President Donald Trump attacked a former FBI lawyer on Wednesday after she failed to testify on allegations of anti-Trump bias in the FBI's investigation of him.
Lisa Page — whose affair with FBI agent Peter Strzok has led Trump to dub the pair the "FBI lovers" — was threatened with contempt of Congress charges after she failed to honour a subpoena to appear before the House Judiciary and Oversight Committees on Wednesday over her role in politically sensitive probes of Trump and Democrat Hillary Clinton.
Page and Strzok are major figures in a Republican effort to discredit the FBI and protect Trump from allegations that his campaign colluded with Russia during the 2016 presidential campaign and that he tried to obstruct the investigation into those allegations.
During 2016, Page and Strzok were having an affair while they were both involved in the politically charged investigation of Clinton, Trump's Democratic election rival, for misuse of classified materials on her private email server.
"Lisa Page today defied a House of Representatives issued Subpoena to testify before Congress! Wow, but is anybody really surprised!" Trump tweeted late on Wednesday.
"Together with her lover, FBI Agent Peter Strzok, she worked on the Rigged Witch Hunt, perhaps the most tainted and corrupt case EVER!"
Judiciary Committee Chairman Bob Goodlatte said Page had "no excuse" for not appearing, and threatened to have her charged with contempt if she did not show up to testify by Friday.
In a letter to her lawyer Amy Jeffress, Goodlatte said she had a choice of appearing publicly along with Strzok in a hearing on Thursday, or accepting to be deposed privately on Friday at 10:00 am.
"After months of trying to secure her appearance, the committees scheduled her deposition for July 11, 2018. Despite proper service of your client with a subpoena directing her to appear, she did not," he said.
"The Judiciary Committee intends to initiate contempt proceedings on Friday, July 13, 2018, at 10:30 am."
Earlier he said Page appears to have "something to hide" by not appearing.
Jeffress said in a statement prior to the contempt threat that Page could not appear without first having access to FBI documents that the committees already possessed, and that they had ignored her efforts to find a later date for the deposition.
"Through her actions and words, Lisa has made it abundantly clear that she will cooperate with this investigation.
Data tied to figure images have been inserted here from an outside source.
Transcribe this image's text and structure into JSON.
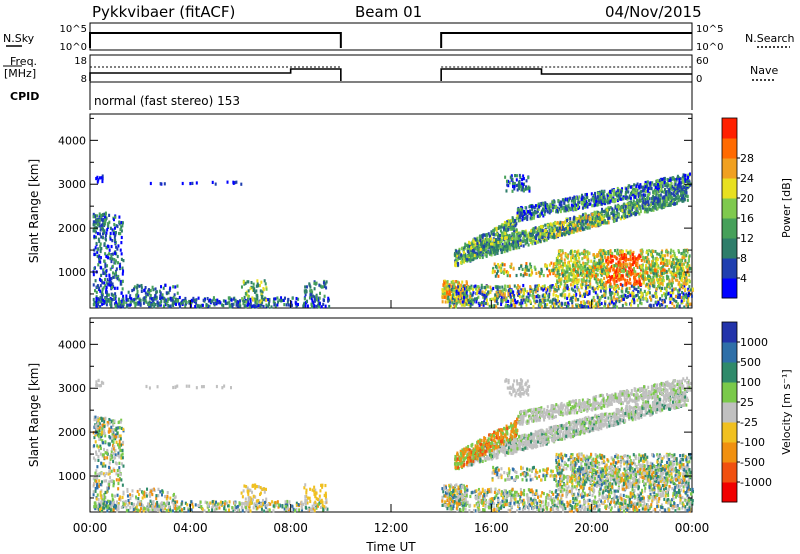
{
  "header": {
    "station": "Pykkvibaer (fitACF)",
    "beam": "Beam 01",
    "date": "04/Nov/2015"
  },
  "panels": {
    "nsky": {
      "label": "N.Sky",
      "right_label": "N.Search",
      "y_ticks_left": [
        "10^5",
        "10^0"
      ],
      "y_ticks_right": [
        "10^5",
        "10^0"
      ]
    },
    "freq": {
      "label_top": "Freq.",
      "label_bottom": "[MHz]",
      "right_label": "Nave",
      "y_ticks_left": [
        "18",
        "8"
      ],
      "y_ticks_right": [
        "60",
        "0"
      ]
    },
    "cpid": {
      "label": "CPID",
      "text": "normal (fast stereo) 153"
    }
  },
  "x_axis": {
    "label": "Time UT",
    "ticks": [
      "00:00",
      "04:00",
      "08:00",
      "12:00",
      "16:00",
      "20:00",
      "00:00"
    ]
  },
  "chart_data": [
    {
      "type": "heatmap",
      "panel": "power",
      "ylabel": "Slant Range [km]",
      "y_ticks": [
        1000,
        2000,
        3000,
        4000
      ],
      "ylim": [
        180,
        4600
      ],
      "xlim_hours": [
        0,
        24
      ],
      "colorbar_label": "Power [dB]",
      "colorbar_ticks": [
        "4",
        "8",
        "12",
        "16",
        "20",
        "24",
        "28"
      ],
      "colorbar_colors": [
        "#0000ff",
        "#1f3fb0",
        "#2e7d6a",
        "#46a05a",
        "#7fc94e",
        "#e8e020",
        "#f0a020",
        "#ff6a00",
        "#ff2000"
      ],
      "gap_hours": [
        10,
        14
      ]
    },
    {
      "type": "heatmap",
      "panel": "velocity",
      "ylabel": "Slant Range [km]",
      "y_ticks": [
        1000,
        2000,
        3000,
        4000
      ],
      "ylim": [
        180,
        4600
      ],
      "xlim_hours": [
        0,
        24
      ],
      "colorbar_label": "Velocity [m s⁻¹]",
      "colorbar_ticks": [
        "1000",
        "500",
        "100",
        "25",
        "-25",
        "-100",
        "-500",
        "-1000"
      ],
      "colorbar_colors": [
        "#2233aa",
        "#2e6fa8",
        "#2f8a6a",
        "#7ac94a",
        "#c0c0c0",
        "#f0c020",
        "#f09010",
        "#f05010",
        "#f00000"
      ],
      "gap_hours": [
        10,
        14
      ]
    }
  ]
}
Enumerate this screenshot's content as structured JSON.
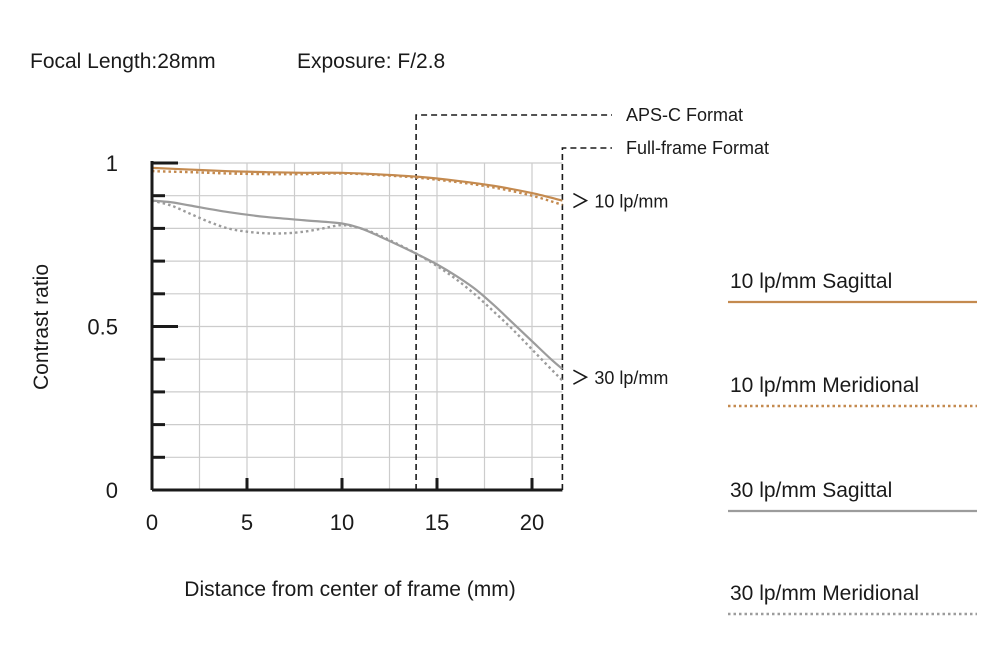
{
  "header": {
    "focal_length": "Focal Length:28mm",
    "exposure": "Exposure: F/2.8"
  },
  "colors": {
    "sagittal_10": "#c48a4f",
    "meridional_10": "#c48a4f",
    "sagittal_30": "#9c9c9c",
    "meridional_30": "#9c9c9c",
    "grid": "#cccccc",
    "axis": "#1a1a1a"
  },
  "chart_data": {
    "type": "line",
    "xlabel": "Distance from center of frame (mm)",
    "ylabel": "Contrast ratio",
    "xlim": [
      0,
      21.6
    ],
    "ylim": [
      0,
      1
    ],
    "x_ticks": [
      0,
      5,
      10,
      15,
      20
    ],
    "x_tick_labels": [
      "0",
      "5",
      "10",
      "15",
      "20"
    ],
    "y_ticks": [
      0,
      0.5,
      1
    ],
    "y_tick_labels": [
      "0",
      "0.5",
      "1"
    ],
    "grid": true,
    "line_labels": [
      "10 lp/mm",
      "30 lp/mm"
    ],
    "formats": [
      {
        "label": "APS-C Format",
        "x": 13.9
      },
      {
        "label": "Full-frame Format",
        "x": 21.6
      }
    ],
    "series": [
      {
        "name": "10 lp/mm Sagittal",
        "style": "solid",
        "color": "#c48a4f",
        "x": [
          0,
          2,
          4,
          6,
          8,
          10,
          12,
          14,
          16,
          18,
          20,
          21.6
        ],
        "y": [
          0.985,
          0.98,
          0.975,
          0.972,
          0.97,
          0.97,
          0.965,
          0.958,
          0.946,
          0.93,
          0.908,
          0.885
        ]
      },
      {
        "name": "10 lp/mm Meridional",
        "style": "dotted",
        "color": "#c48a4f",
        "x": [
          0,
          2,
          4,
          6,
          8,
          10,
          12,
          14,
          16,
          18,
          20,
          21.6
        ],
        "y": [
          0.975,
          0.972,
          0.968,
          0.966,
          0.966,
          0.968,
          0.963,
          0.955,
          0.942,
          0.925,
          0.9,
          0.872
        ]
      },
      {
        "name": "30 lp/mm Sagittal",
        "style": "solid",
        "color": "#9c9c9c",
        "x": [
          0,
          1,
          2,
          4,
          6,
          8,
          10,
          11,
          12,
          13,
          14,
          15,
          16,
          17,
          18,
          19,
          20,
          21,
          21.6
        ],
        "y": [
          0.885,
          0.88,
          0.87,
          0.85,
          0.835,
          0.825,
          0.815,
          0.8,
          0.775,
          0.748,
          0.72,
          0.69,
          0.655,
          0.615,
          0.565,
          0.51,
          0.455,
          0.4,
          0.37
        ]
      },
      {
        "name": "30 lp/mm Meridional",
        "style": "dotted",
        "color": "#9c9c9c",
        "x": [
          0,
          1,
          2,
          3,
          4,
          5,
          6,
          7,
          8,
          9,
          10,
          11,
          12,
          13,
          14,
          15,
          16,
          17,
          18,
          19,
          20,
          21,
          21.6
        ],
        "y": [
          0.885,
          0.87,
          0.845,
          0.82,
          0.8,
          0.79,
          0.785,
          0.785,
          0.79,
          0.8,
          0.81,
          0.8,
          0.778,
          0.75,
          0.72,
          0.685,
          0.645,
          0.598,
          0.545,
          0.49,
          0.43,
          0.37,
          0.335
        ]
      }
    ]
  }
}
All she is asking is to be treated as other witnesses have under the committees' own rules," Jeffress said.
The two committees' "bullying tactics here are unnecessary," she added.
Text messages between the two that investigators found on Page's work cell phone included numerous derogatory references to Trump.
After the Clinton probe ended and Trump won the election, both Strzok and Page joined, for a short time, the investigation led by Special Counsel Robert Mueller into possible collusion with Russia by the Trump campaign, as well as possible obstruction of justice.
Aiming to discredit the probe, Trump and supporters in Congress have charged that Mueller's team is stacked with Democrats and that the FBI has been opposed to him.
FBI director Christopher Wray and Deputy Attorney General Rod Rosenstein have rejected suggestions of bias against Trump, and have assured Congress that Mueller is conducting his probe appropriately.
In tweets, Trump has branded the couple the "FBI lovers" and said their bias was at the heart of Mueller's "Witch Hunt."
Strzok was questioned for 11 hours over his role and alleged bias in a closed hearing of the two committees two weeks ago.
He is scheduled to appear again in a public hearing Thursday morning.
Among those charged in the Mueller probe are 13 Russians and Trump's former campaign chief Paul Manafort. Michael Flynn, who briefly served as Trump's national security advisor, pleaded guilty to lying to investigators.